More and more media outlets are encouraging and relying on citizen journalism. They should all thank the web2.0 revolution and courageous individuals who report in extreme situations allowing the media and their audiences to quench their news thirst. When web2.0 patron saints fail, they tend to rely on “sources” - be it a correspondent or a journalist or alternatively a normal human being just like you and I - to provide them with the latest news.
Either way, it is almost impossible for them to independently verify the story and news. Because if they could verify, THEY would be reporting it in first person and not relying on a third party or a “source” – as “reliable” as it may be.

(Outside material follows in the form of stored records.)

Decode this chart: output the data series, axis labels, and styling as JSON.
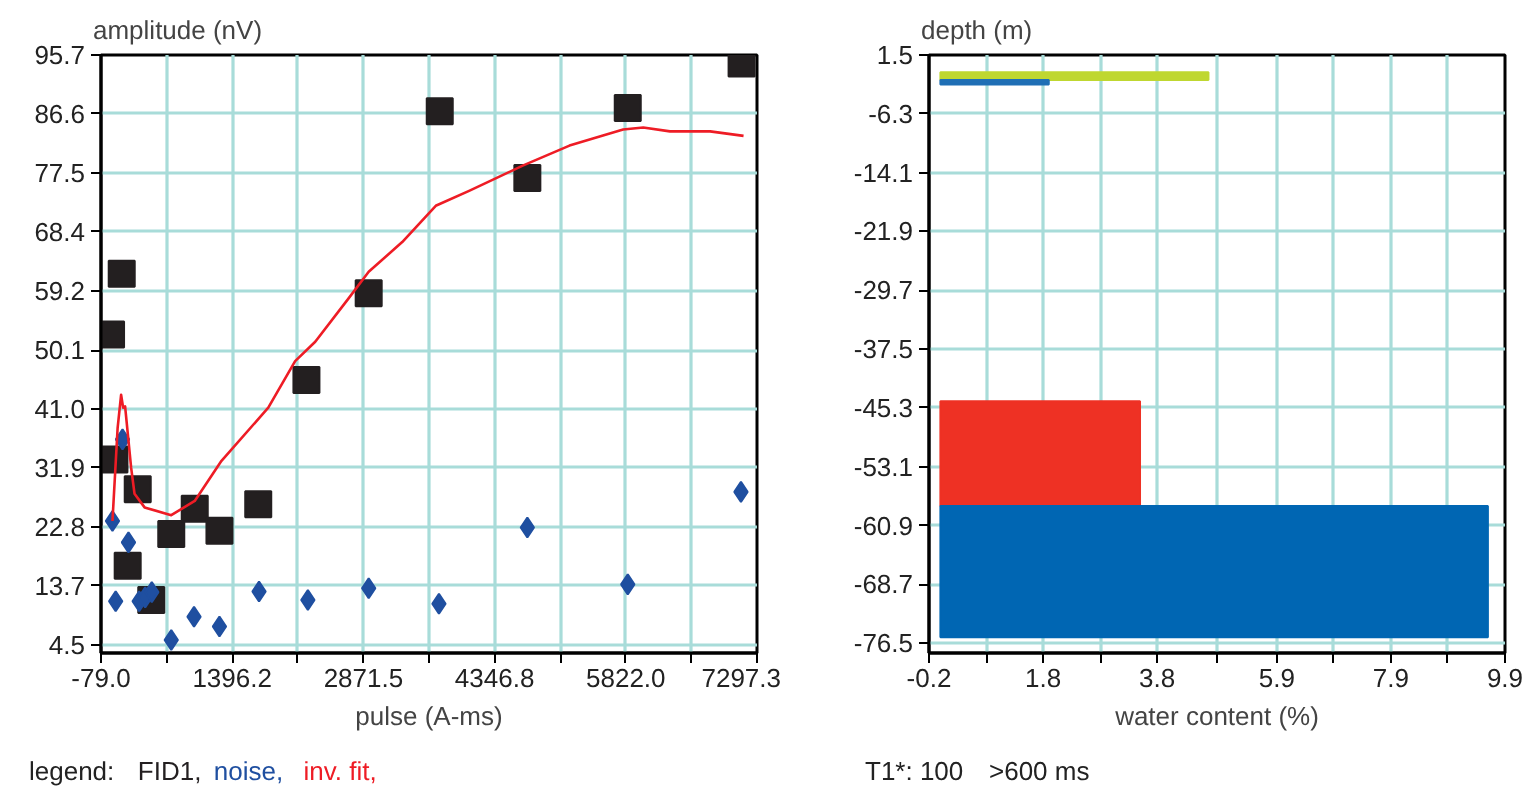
{
  "chart_data": [
    {
      "type": "scatter",
      "ylabel": "amplitude (nV)",
      "xlabel": "pulse (A-ms)",
      "legend_title": "legend:",
      "grid": true,
      "xlim": [
        -79.0,
        7297.3
      ],
      "xticks": [
        {
          "value": -79.0,
          "label": "-79.0"
        },
        {
          "value": 658.6,
          "label": null
        },
        1396.2,
        {
          "value": 2133.9,
          "label": null
        },
        2871.5,
        {
          "value": 3609.2,
          "label": null
        },
        4346.8,
        {
          "value": 5084.4,
          "label": null
        },
        {
          "value": 5822.0,
          "label": "5822.0"
        },
        {
          "value": 6559.7,
          "label": null
        },
        7297.3
      ],
      "ylim": [
        3.3,
        95.7
      ],
      "yticks": [
        4.5,
        13.7,
        22.8,
        31.9,
        {
          "value": 41.0,
          "label": "41.0"
        },
        50.1,
        59.2,
        68.4,
        77.5,
        86.6,
        95.7
      ],
      "series": [
        {
          "name": "FID1,",
          "type": "scatter",
          "marker": "square",
          "color": "#231f20",
          "x": [
            34,
            72,
            154,
            221,
            334,
            486,
            711,
            975,
            1253,
            1689,
            2231,
            2931,
            3730,
            4715,
            5844,
            7124
          ],
          "values": [
            52.5,
            33.2,
            61.9,
            16.8,
            28.6,
            11.5,
            21.7,
            25.6,
            22.2,
            26.3,
            45.5,
            58.9,
            87.0,
            76.7,
            87.5,
            94.4
          ]
        },
        {
          "name": "noise,",
          "type": "scatter",
          "marker": "diamond",
          "color": "#1f4fa0",
          "x": [
            50,
            86,
            163,
            230,
            350,
            418,
            492,
            711,
            967,
            1253,
            1698,
            2247,
            2931,
            3721,
            4715,
            5844,
            7117
          ],
          "values": [
            23.7,
            11.3,
            36.3,
            20.4,
            11.3,
            11.9,
            12.7,
            5.3,
            8.9,
            7.4,
            12.8,
            11.5,
            13.3,
            10.9,
            22.7,
            13.9,
            28.2
          ]
        },
        {
          "name": "inv. fit,",
          "type": "line",
          "marker": "none",
          "color": "#ee1c25",
          "x": [
            50,
            108,
            147,
            170,
            192,
            260,
            298,
            411,
            711,
            975,
            1276,
            1802,
            2104,
            2330,
            2705,
            2931,
            3308,
            3685,
            4060,
            4663,
            5189,
            5792,
            6018,
            6318,
            6770,
            7146
          ],
          "values": [
            23.7,
            38.1,
            43.2,
            41.2,
            41.4,
            31.9,
            27.9,
            25.8,
            24.6,
            26.8,
            33.0,
            41.2,
            48.4,
            51.4,
            58.1,
            62.2,
            66.8,
            72.4,
            74.7,
            78.6,
            81.7,
            84.2,
            84.5,
            83.9,
            83.9,
            83.2
          ]
        }
      ]
    },
    {
      "type": "histogram",
      "orientation": "horizontal",
      "ylabel": "depth (m)",
      "xlabel": "water content (%)",
      "grid": true,
      "xlim": [
        -0.2,
        9.9
      ],
      "xticks": [
        -0.2,
        {
          "value": 0.8,
          "label": null
        },
        1.8,
        {
          "value": 2.8,
          "label": null
        },
        3.8,
        {
          "value": 4.85,
          "label": null
        },
        5.9,
        {
          "value": 6.9,
          "label": null
        },
        7.9,
        {
          "value": 8.9,
          "label": null
        },
        9.9
      ],
      "ylim": [
        -77.8,
        1.5
      ],
      "yticks": [
        1.5,
        -6.3,
        -14.1,
        -21.9,
        -29.7,
        -37.5,
        -45.3,
        -53.1,
        -60.9,
        -68.7,
        -76.5
      ],
      "bins": [
        -0.8,
        -1.8,
        -2.4,
        -44.4,
        -58.3,
        -75.7
      ],
      "values": [
        4.7,
        1.9,
        null,
        3.5,
        9.6
      ],
      "colors": [
        "#bfd730",
        "#1f6fb5",
        null,
        "#ee3124",
        "#0066b3"
      ],
      "annotations": [
        "T1*: 100",
        ">600 ms"
      ]
    }
  ]
}
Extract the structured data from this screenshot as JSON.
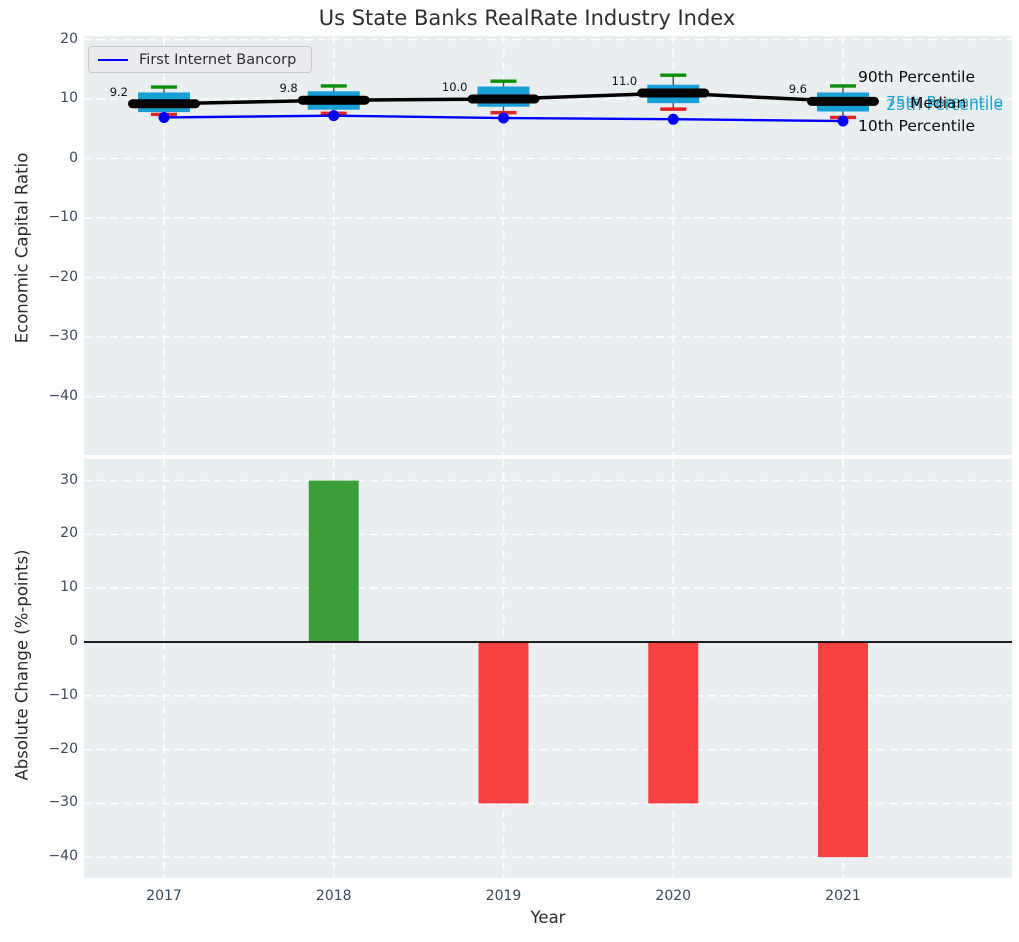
{
  "title": "Us State Banks RealRate Industry Index",
  "legend": {
    "label": "First Internet Bancorp"
  },
  "annotations": {
    "p90": "90th Percentile",
    "p75": "75th Percentile",
    "median_label": "Median",
    "p25": "25th Percentile",
    "p10": "10th Percentile"
  },
  "colors": {
    "figure_bg": "#ffffff",
    "axes_bg": "#e9eef0",
    "grid": "#ffffff",
    "box_fill": "#189fd6",
    "cap_high_green": "#0a8f0a",
    "cap_low_red": "#e32222",
    "whisker_gray": "#4a4a4a",
    "median_black": "#000000",
    "company_blue": "#0000ff",
    "bar_positive_green": "#3b9e3b",
    "bar_negative_red": "#f94141",
    "zero_line": "#000000",
    "tick_text": "#3c4a5e",
    "label_text": "#2b2b2b",
    "annotation_cyan": "#25a5d2"
  },
  "chart_data": [
    {
      "type": "boxplot-line",
      "ylabel": "Economic Capital Ratio",
      "categories": [
        "2017",
        "2018",
        "2019",
        "2020",
        "2021"
      ],
      "yticks": [
        20,
        10,
        0,
        -10,
        -20,
        -30,
        -40
      ],
      "ylim": [
        -49.5,
        20.6
      ],
      "grid": true,
      "legend_position": "upper left",
      "median": [
        9.2,
        9.8,
        10.0,
        11.0,
        9.6
      ],
      "median_labels": [
        "9.2",
        "9.8",
        "10.0",
        "11.0",
        "9.6"
      ],
      "p90": [
        12.0,
        12.2,
        13.0,
        14.0,
        12.2
      ],
      "p75": [
        11.1,
        11.3,
        12.1,
        12.4,
        11.1
      ],
      "p25": [
        7.8,
        8.2,
        8.7,
        9.3,
        7.9
      ],
      "p10": [
        7.4,
        7.6,
        7.7,
        8.3,
        6.9
      ],
      "company": {
        "name": "First Internet Bancorp",
        "values": [
          6.9,
          7.2,
          6.8,
          6.6,
          6.3
        ]
      }
    },
    {
      "type": "bar",
      "ylabel": "Absolute Change (%-points)",
      "xlabel": "Year",
      "categories": [
        "2017",
        "2018",
        "2019",
        "2020",
        "2021"
      ],
      "yticks": [
        30,
        20,
        10,
        0,
        -10,
        -20,
        -30,
        -40
      ],
      "ylim": [
        -43.9,
        34.0
      ],
      "grid": true,
      "values": [
        null,
        30,
        -30,
        -30,
        -40
      ],
      "bar_signs": [
        "none",
        "positive",
        "negative",
        "negative",
        "negative"
      ]
    }
  ]
}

Why this long preamble? I’ve been reading a series of book about contemporary Iran and just finished reading Honeymoon in Tehran, by Azadeh Moaveni. I could not help but compare Moaveni’s book with Christopher de Bellaigue’s In the Rose Garden of the Martyrs and The struggle for Iran and the creative and innovative travelogue Drinking Arak off an Ayatollah’s bread by Nicholas Jubber.
Generally speaking, for the media Iran is like a hermetically vacuum packed box of pistachio nuts – there are no flaps on this box that reads “tear here to open”. Intelligence services, the media, think tanks and others are all starving and craving for FRESH and sourced news from Iran.

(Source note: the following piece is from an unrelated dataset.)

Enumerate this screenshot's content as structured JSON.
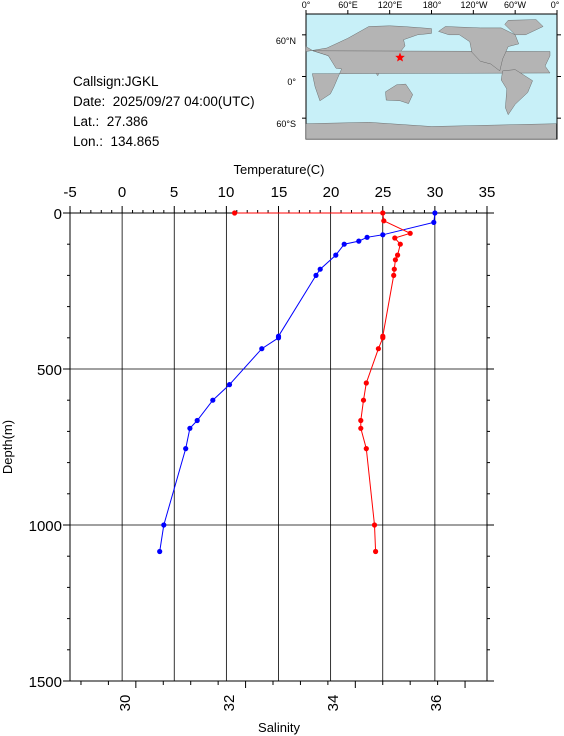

As the Time magazine correspondent, Moaveni was in a vantage position to report from her home country. While I admire Moaveni’s candidness and courage, however at the same time, I believe she could have used her privileged position to give a more balanced assessment of her country’s realities. I wish she had followed de Bellaigue’s reporting model which would have enabled her to cover a wider spectrum of Iranian society and at the same time give a more balanced economic and political analysis of contemporary Iran.

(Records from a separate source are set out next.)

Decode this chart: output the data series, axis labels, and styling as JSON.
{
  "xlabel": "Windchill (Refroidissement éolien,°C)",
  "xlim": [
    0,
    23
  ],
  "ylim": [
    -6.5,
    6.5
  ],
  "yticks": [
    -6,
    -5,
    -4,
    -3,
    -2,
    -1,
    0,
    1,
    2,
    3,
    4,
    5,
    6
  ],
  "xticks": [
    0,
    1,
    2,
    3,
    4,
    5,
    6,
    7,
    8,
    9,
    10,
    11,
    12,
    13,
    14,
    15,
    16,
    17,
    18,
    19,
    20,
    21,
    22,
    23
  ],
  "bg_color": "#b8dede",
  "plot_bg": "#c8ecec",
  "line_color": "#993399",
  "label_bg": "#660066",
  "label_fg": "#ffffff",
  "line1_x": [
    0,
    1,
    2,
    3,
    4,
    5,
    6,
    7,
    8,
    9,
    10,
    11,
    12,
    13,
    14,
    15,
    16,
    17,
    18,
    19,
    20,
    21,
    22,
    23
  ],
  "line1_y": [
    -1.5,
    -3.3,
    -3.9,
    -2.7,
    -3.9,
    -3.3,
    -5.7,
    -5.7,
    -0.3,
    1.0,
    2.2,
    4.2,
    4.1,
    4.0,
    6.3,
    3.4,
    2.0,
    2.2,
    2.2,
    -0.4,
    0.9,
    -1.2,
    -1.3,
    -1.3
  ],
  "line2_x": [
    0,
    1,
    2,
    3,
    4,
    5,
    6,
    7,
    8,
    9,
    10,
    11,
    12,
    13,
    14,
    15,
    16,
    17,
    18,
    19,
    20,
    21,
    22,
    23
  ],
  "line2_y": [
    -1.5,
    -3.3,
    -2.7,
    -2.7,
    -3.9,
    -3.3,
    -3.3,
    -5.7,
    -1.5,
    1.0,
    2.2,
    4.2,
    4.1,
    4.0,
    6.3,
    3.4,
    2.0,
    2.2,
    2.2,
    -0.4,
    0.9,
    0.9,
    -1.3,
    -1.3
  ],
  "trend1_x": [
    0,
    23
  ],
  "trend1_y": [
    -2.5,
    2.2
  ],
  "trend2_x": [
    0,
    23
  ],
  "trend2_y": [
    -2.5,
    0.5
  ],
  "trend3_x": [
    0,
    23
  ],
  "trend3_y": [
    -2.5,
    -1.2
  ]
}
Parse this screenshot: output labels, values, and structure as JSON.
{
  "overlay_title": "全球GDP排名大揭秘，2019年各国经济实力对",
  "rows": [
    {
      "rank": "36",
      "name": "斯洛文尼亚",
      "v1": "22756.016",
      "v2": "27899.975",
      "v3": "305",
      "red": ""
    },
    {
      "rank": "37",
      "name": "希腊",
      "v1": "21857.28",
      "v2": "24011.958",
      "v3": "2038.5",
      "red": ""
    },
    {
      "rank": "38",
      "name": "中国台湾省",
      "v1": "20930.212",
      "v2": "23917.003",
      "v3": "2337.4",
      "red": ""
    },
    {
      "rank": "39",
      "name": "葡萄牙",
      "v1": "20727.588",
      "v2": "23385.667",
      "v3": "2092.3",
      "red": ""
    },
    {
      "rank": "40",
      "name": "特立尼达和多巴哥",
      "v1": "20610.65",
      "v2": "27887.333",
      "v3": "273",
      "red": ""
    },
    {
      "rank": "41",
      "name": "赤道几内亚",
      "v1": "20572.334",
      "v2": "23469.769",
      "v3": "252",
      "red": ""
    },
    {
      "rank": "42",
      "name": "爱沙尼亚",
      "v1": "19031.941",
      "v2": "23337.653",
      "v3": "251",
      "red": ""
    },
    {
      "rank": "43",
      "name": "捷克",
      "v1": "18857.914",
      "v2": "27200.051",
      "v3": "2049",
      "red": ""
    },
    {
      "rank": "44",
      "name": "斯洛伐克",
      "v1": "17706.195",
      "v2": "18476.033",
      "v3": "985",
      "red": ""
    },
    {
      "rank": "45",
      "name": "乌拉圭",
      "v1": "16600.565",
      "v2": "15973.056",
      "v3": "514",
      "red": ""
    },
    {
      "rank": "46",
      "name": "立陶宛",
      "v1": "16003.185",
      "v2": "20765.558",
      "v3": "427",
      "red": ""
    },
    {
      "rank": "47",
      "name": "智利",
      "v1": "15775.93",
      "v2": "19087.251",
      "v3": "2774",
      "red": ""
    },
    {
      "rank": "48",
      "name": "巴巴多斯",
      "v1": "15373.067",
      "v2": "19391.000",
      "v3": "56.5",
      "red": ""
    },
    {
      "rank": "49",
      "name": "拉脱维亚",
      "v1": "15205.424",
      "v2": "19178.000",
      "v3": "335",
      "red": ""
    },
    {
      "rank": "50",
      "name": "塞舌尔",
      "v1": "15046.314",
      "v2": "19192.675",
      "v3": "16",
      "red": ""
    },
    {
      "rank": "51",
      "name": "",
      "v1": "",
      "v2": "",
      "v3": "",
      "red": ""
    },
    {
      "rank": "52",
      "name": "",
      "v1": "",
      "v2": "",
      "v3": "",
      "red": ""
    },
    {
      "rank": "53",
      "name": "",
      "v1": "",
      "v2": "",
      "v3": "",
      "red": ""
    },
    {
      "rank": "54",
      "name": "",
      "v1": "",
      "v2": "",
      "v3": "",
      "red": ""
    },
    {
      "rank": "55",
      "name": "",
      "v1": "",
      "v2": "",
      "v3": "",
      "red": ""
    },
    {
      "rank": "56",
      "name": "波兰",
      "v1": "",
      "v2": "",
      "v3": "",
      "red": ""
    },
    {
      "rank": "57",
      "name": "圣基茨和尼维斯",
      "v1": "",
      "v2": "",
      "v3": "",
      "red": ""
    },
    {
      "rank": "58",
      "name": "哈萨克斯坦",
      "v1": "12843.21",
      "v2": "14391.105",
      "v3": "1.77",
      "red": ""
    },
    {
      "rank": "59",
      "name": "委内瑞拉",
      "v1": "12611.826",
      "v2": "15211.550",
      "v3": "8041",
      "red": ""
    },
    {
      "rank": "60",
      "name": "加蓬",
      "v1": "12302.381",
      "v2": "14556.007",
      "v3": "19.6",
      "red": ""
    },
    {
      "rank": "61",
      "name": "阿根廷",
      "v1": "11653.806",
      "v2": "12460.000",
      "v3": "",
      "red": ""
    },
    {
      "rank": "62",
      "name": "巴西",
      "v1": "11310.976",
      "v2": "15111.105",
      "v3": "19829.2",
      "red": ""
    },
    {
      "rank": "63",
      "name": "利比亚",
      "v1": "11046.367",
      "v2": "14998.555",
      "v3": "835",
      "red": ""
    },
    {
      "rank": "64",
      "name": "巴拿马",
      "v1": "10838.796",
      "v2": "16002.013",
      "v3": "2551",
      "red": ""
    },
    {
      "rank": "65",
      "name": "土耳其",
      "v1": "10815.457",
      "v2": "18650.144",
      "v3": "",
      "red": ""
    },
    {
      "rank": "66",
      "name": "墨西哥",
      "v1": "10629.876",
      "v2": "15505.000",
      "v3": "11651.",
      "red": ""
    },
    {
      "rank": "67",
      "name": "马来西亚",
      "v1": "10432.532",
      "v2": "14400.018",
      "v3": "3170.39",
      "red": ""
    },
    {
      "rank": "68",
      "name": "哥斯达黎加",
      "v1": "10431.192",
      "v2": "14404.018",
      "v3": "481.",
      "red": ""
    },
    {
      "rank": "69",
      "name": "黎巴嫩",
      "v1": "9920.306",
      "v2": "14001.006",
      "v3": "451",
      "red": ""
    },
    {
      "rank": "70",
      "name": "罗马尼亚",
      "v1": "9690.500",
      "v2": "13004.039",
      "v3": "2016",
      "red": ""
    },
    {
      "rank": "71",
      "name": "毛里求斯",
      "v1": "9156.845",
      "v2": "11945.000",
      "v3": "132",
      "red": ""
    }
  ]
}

Throughout the book I failed to understand why as an Iranian she referred to herself as a “foreign journalist”. Was it because she was reporting for Time magazine? Or because she thought her "foreign" status wourld open doors otherwise closed to Iranians?
Instead of focusing almost exclusively on the upper-middle class society – with their 7 day a week parties, the tales of illegal satellite dishes being removed by law enforcement officers or the woes of censored internet - given her position of a “foreign” journalist, Moaveni would have done her readers a service if she had concentrated more on telling the “story” and the plight of the taxi driver who shuttled her to her various “appointments” and reporting about issues such as high unemployment rate or the causes of soaring inflation.
Her obsession to focus on issues that would make foreigners cringe or “make news” abroad, made it very clear that this was a book for foreigners or perhaps the Iranian diaspora living in the States who had never been back to their home country since the revolution. I must say, despite the descriptions of Iranian education, health system and the modern Iranian wedding planners, Moaveni’s political statements and analysis were not convincing as they could have been.
I believe that members of diaspora and people coming from upper-middle class are not in a position to give an accurate picture of Iranian political scene. They are too biased. Quite frankly, I do not think anyone - be it in the country or abroad – really knows how the country functions and what really goes on, much less, accidental tourists who decide to “get their hands dirty” until such time that the going gets tough and they opt for “safety above the story”.
I wish Iranian writers who decide to write about contemporary Iran would expand their outreach beyond the upper-middle class lives of Tehran, Isfahan, Shiraz and other big cities. I wish they would travel to other cities and rural areas and talk with people from all walks of life so that they can give a more balanced and accurate picture and out of realities, challenges, aspirations and inspirations of Iranian people.